Last week the Defense of Marriage Act (DOMA) was deemed unconstitutional by the Supreme Court.  This historic move will grant same-sex couples in states where queer marriage is legal federal recognition.  Couples like me and my spouse in the liberal state of Massachusetts, for example.  We should jump for joy, right?  We can now file our taxes jointly and glean the same financial benefits straight, married couples do.  We can get on the same health insurance and not be slapped with a hefty fee (likely around $2000-3000 for our family) come tax time because of being a same-sex couple and getting fined the discriminatory “imputed income” fee.  We can have the peace of mind knowing that our family is recognized not just in our teeny-tiny, east coast state, but on a federal level too.  Partly, we did celebrate, it’s a big deal, it’s progress.  But it is only that- progress- and not a full swing to something fully just and liberatory.

And that brings me to my dear friend, fellow blogster, and non-gestational mama, Betsy.  She’s awesome, right?  Her family is awesome, right?  We love them.  They are clearly raising their little guy with care, integrity, and love.  COOL.  Besides sharing a blog, Betsy and I also share several things in common amongst our families and I’m not just talking about the obvious ones like how we both are queer or how we’re non-gestational, non-bio mothers.  We share small, but strange, coincidences that I think are a mystical sign of our connection, like the fact that we have many family dates in common (as in, dates on the calendar): anniversaries that overlap with birthdays, etc.  But even more central to this post, we share the fact that we both were married in Massachusetts to our dear sweeties, we both had our children and filed for second-parent adoption in Massachusetts, but have most of our family living in western North Carolina.  Betsy and her family moved there soon after their son was born to be closer to them- totally understandable.  My parents are lucky if they see my daughter two times a year- something that I know pains both us and them even though we cherish the time we do have together.  We have chosen not to move there for a number of reasons, but I do feel sad thinking about how my parents and my sister and her family, won’t get regular connection with my daughter and our family.  It’s a sacrifice.  Here’s the thing though:  remember what I started talking about… DOMA?  Families in North Carolina, including my dear friend Betsy’s, won’t get to benefit from DOMA being stricken down because NC never did recognize or grant same-sex marriages.  And although Betsy and her spouse are all set with “second-parent adoption” (hate that term) rights for Betsy since they filed in MA before they moved, couples who have their child/ren in NC and stay there can’t file for second-parent adoption rights so that the non-gestational parent is protected because NC is one of the few states in the nation that doesn’t allow for same-sex second parent adoption.

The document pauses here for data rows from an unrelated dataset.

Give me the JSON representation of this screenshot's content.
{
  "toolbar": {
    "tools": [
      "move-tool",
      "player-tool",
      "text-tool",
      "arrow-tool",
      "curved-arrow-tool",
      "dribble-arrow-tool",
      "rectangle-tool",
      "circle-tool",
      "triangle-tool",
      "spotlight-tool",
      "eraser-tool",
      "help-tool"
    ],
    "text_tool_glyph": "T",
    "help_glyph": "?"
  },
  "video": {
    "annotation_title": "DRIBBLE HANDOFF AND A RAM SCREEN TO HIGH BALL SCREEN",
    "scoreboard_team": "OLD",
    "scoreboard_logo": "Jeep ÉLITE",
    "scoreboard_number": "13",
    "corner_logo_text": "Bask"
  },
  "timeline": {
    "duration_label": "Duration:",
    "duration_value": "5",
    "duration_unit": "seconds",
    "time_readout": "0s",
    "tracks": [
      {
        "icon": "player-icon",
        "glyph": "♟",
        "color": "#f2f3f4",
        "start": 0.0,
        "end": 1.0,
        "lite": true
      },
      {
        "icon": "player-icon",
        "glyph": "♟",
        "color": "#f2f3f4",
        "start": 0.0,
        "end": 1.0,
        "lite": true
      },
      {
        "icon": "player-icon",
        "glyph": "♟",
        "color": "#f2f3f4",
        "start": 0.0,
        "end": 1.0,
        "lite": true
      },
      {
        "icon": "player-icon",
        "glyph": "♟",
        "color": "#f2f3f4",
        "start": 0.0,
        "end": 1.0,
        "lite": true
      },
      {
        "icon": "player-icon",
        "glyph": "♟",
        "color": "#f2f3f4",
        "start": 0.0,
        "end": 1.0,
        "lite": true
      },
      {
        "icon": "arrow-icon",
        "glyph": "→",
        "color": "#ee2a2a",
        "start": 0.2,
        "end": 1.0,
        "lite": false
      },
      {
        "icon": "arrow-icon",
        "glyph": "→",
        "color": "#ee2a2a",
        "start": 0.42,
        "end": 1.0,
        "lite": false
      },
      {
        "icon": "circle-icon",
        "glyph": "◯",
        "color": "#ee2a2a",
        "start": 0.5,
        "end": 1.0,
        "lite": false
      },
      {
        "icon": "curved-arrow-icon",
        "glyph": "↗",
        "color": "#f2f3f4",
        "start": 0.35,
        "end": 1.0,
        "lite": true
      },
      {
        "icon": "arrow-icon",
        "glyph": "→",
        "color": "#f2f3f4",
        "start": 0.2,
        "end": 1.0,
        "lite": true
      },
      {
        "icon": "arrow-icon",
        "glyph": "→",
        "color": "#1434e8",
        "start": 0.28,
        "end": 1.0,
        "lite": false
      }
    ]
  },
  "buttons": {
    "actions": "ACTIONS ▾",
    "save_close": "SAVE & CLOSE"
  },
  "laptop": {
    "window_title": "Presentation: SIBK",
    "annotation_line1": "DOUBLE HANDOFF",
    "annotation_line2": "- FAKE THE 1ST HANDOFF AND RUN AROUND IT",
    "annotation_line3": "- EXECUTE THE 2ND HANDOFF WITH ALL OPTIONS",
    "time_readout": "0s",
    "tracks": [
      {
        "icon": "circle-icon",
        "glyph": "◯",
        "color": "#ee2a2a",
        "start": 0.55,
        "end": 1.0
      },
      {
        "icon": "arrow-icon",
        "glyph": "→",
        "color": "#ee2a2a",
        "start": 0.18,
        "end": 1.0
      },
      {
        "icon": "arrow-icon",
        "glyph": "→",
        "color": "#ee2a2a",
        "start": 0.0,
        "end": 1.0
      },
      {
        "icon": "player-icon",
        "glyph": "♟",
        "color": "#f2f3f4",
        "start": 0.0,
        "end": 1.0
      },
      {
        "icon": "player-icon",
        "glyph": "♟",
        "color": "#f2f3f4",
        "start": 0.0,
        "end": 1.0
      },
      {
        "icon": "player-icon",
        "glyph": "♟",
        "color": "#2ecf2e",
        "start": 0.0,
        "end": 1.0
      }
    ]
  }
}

So while we were all parading around Facebook with gleeful posts, singing in the streets, and hugging each other after the Supreme Court’s decision, these families, sadly, were still in the exact same position they were before (or at least things are murky for them in this regard).  It’s important to recognize this because I can already see how it could be easy to stop here; to say we’re about to cross through the finish line of this race towards queer liberation, but we’re not.  And of course there’s the reality that even if marriage were granted to all same-sex couples, regardless of where they lived, that there are still so many other hurdles to be overcome for queers.  Marriage equality was never where our fight stopped.

Tonight, a week past DOMA, I am recognizing the privilege that I have as a queer person living in Massachusetts.  I have so many privileges- race, class, ability, and more- but I also have this privilege now.